I come from a systems administration background but I want to learn more about web security.

My initial thought was to start off learning Javascript. For that, I am reading from w3schools.

I'm also learning more about Linux with CentOS, permissions, file structure, etc.

Afterwards, I'd like to know PHP and Apache.

Is the above a good approach to learning some of the basics. Is w3schools a good resource for learning Javascript?

Try to search a bit harder, as there's a billion tutorials on the Internet, and this question has been asked many times before. There's many sites like this with good information, such as but not limited to the links below.

The Beginners Guide to XSS:
http://www.xssed.com/article/31/The_Beginners_Guide_to_XSS/

Various tutorials:
http://forum.intern0t.net/web-hacking-war-games/
http://forum.intern0t.net/offensive-guides-information/
http://forum.intern0t.net/general-hacking-discussions/

Finding Vulnerabilities in PHP Scripts by SirGod:
http://forum.intern0t.net/offensive-guides-information/1382-finding-vulnerabilities-php-sirgod.html

Exploit-DB Blogs about Web Application Security:
http://www.exploit-db.com/category/maxe/

There's a lot of courses about how to learn Web Application Security, as this is what you want to learn. Check out OWASP's website as well.

First, learn: HTML, CSS, JavaScript (basics).
Then: PHP or ASP (or JSP or any other web language, I recommend PHP as it's easier to learn and a lot of web applications are written in this language, however most corporate ones are not written in PHP.)
When you feel comfortable with these languages: Download some random web apps, those that are not widely used as these are often more secure, then try to review the code for bugs like XSS. (Unsanitized input.)

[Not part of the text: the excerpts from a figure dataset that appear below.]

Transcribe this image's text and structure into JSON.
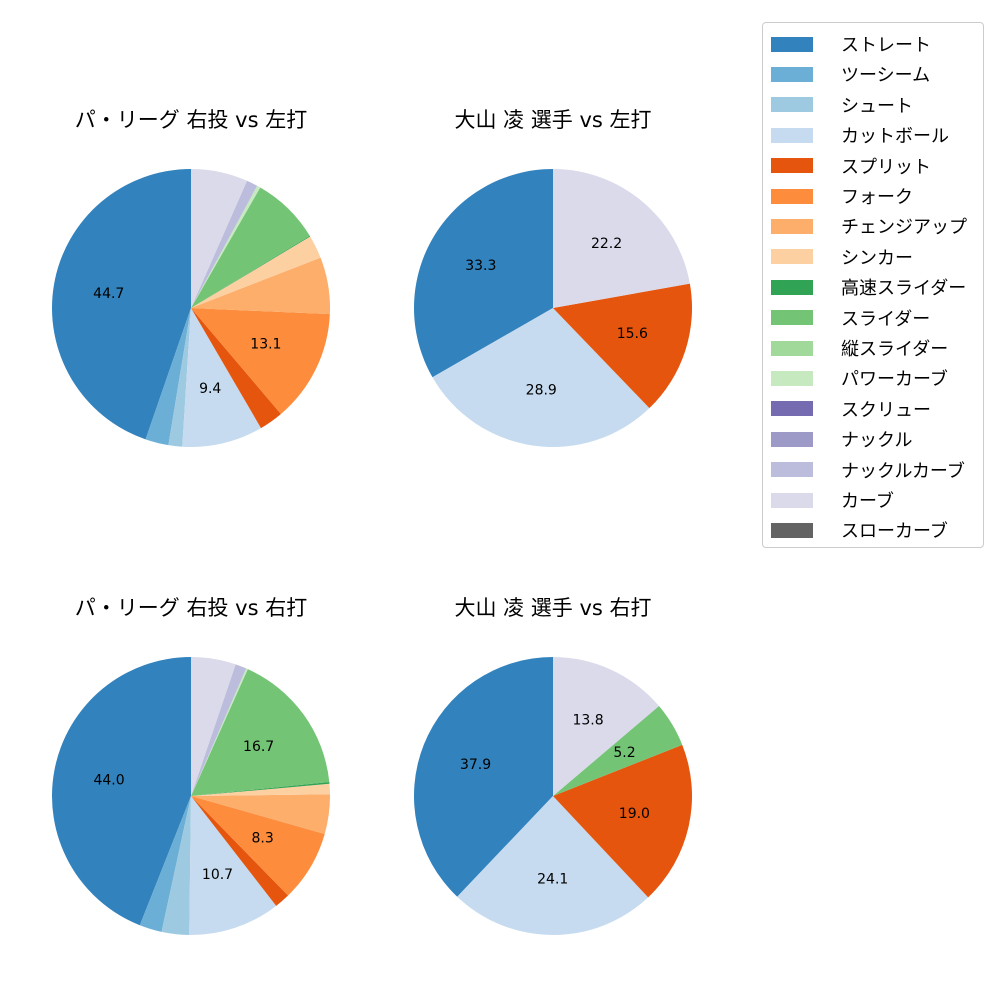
{
  "legend": {
    "items": [
      {
        "label": "ストレート",
        "color": "#3182bd"
      },
      {
        "label": "ツーシーム",
        "color": "#6baed6"
      },
      {
        "label": "シュート",
        "color": "#9ecae1"
      },
      {
        "label": "カットボール",
        "color": "#c6dbef"
      },
      {
        "label": "スプリット",
        "color": "#e6550d"
      },
      {
        "label": "フォーク",
        "color": "#fd8d3c"
      },
      {
        "label": "チェンジアップ",
        "color": "#fdae6b"
      },
      {
        "label": "シンカー",
        "color": "#fdd0a2"
      },
      {
        "label": "高速スライダー",
        "color": "#31a354"
      },
      {
        "label": "スライダー",
        "color": "#74c476"
      },
      {
        "label": "縦スライダー",
        "color": "#a1d99b"
      },
      {
        "label": "パワーカーブ",
        "color": "#c7e9c0"
      },
      {
        "label": "スクリュー",
        "color": "#756bb1"
      },
      {
        "label": "ナックル",
        "color": "#9e9ac8"
      },
      {
        "label": "ナックルカーブ",
        "color": "#bcbddc"
      },
      {
        "label": "カーブ",
        "color": "#dadaeb"
      },
      {
        "label": "スローカーブ",
        "color": "#636363"
      }
    ]
  },
  "chart_data": [
    {
      "type": "pie",
      "title": "パ・リーグ 右投 vs 左打",
      "categories": [
        "ストレート",
        "ツーシーム",
        "シュート",
        "カットボール",
        "スプリット",
        "フォーク",
        "チェンジアップ",
        "シンカー",
        "高速スライダー",
        "スライダー",
        "パワーカーブ",
        "ナックルカーブ",
        "カーブ"
      ],
      "values": [
        44.7,
        2.7,
        1.6,
        9.4,
        2.8,
        13.1,
        6.6,
        2.7,
        0.1,
        8.0,
        0.4,
        1.3,
        6.6
      ],
      "labels_shown": [
        "44.7",
        "",
        "",
        "9.4",
        "",
        "13.1",
        "",
        "",
        "",
        "",
        "",
        "",
        ""
      ],
      "start_angle": 90,
      "direction": "counterclockwise"
    },
    {
      "type": "pie",
      "title": "大山 凌 選手 vs 左打",
      "categories": [
        "ストレート",
        "カットボール",
        "スプリット",
        "カーブ"
      ],
      "values": [
        33.3,
        28.9,
        15.6,
        22.2
      ],
      "labels_shown": [
        "33.3",
        "28.9",
        "15.6",
        "22.2"
      ],
      "start_angle": 90,
      "direction": "counterclockwise"
    },
    {
      "type": "pie",
      "title": "パ・リーグ 右投 vs 右打",
      "categories": [
        "ストレート",
        "ツーシーム",
        "シュート",
        "カットボール",
        "スプリット",
        "フォーク",
        "チェンジアップ",
        "シンカー",
        "高速スライダー",
        "スライダー",
        "パワーカーブ",
        "ナックルカーブ",
        "カーブ"
      ],
      "values": [
        44.0,
        2.6,
        3.2,
        10.7,
        1.8,
        8.3,
        4.6,
        1.2,
        0.2,
        16.7,
        0.2,
        1.3,
        5.2
      ],
      "labels_shown": [
        "44.0",
        "",
        "",
        "10.7",
        "",
        "8.3",
        "",
        "",
        "",
        "16.7",
        "",
        "",
        ""
      ],
      "start_angle": 90,
      "direction": "counterclockwise"
    },
    {
      "type": "pie",
      "title": "大山 凌 選手 vs 右打",
      "categories": [
        "ストレート",
        "カットボール",
        "スプリット",
        "スライダー",
        "カーブ"
      ],
      "values": [
        37.9,
        24.1,
        19.0,
        5.2,
        13.8
      ],
      "labels_shown": [
        "37.9",
        "24.1",
        "19.0",
        "5.2",
        "13.8"
      ],
      "start_angle": 90,
      "direction": "counterclockwise"
    }
  ]
}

You can also just fuzz any input field you find, within the web app you download.

In addition to the links above, there's also YouTube (w00t), SecurityTube, and various providers of infosec courses as well such as: eLearnSecurity, SANS, LearnSecurityOnline, and so forth.

If you want something to practice on, try WebGoat for starters. (There's other projects similar to this, and there's even a nice thread in one of these sections on this website, that was recently updated with pretty much almost all such projects.)


Enjoy!

I'd also highly recommend learning at least rudimentary SQL (and how to fingerprint databases and understand the differences in strategy when you are attacking MySQL vs Oracle vs MSSQL. There's no xp_cmdshell in MySQL for example but you can create it more or less with INTO OUTFILE.) Also, remote code execution aside, databases are usually where the data lives and you need to know how to get at it or you will have a really hard time building SQL queries in your injection strings.

tor0: After learning PHP, or during that, learn some basic SQL and then progress into a bit more advanced queries. Not before, there's no reason to. (In essence, SQL queries are not as hard as they may seem, see example below.)

SELECT piece FROM cake WHERE size < mouth;

It's pretty much as simple as that, and after seeing that phrase in a book, it made a lot more sense to me 

Lots of great advice here. I've gone over some Javascript but will take a deeper dive to really get to know it which I am then moving on to PHP which will lead me to the SQL area.

I think this is a good start for a foundation.

You're right that a book from e.g. O'Reily is probably better than W3Schools when it comes to learning JavaScript, but knowing only this language and HTML is not Web Application Security, it's like the warm (and nice smelling) air on top of a pizza.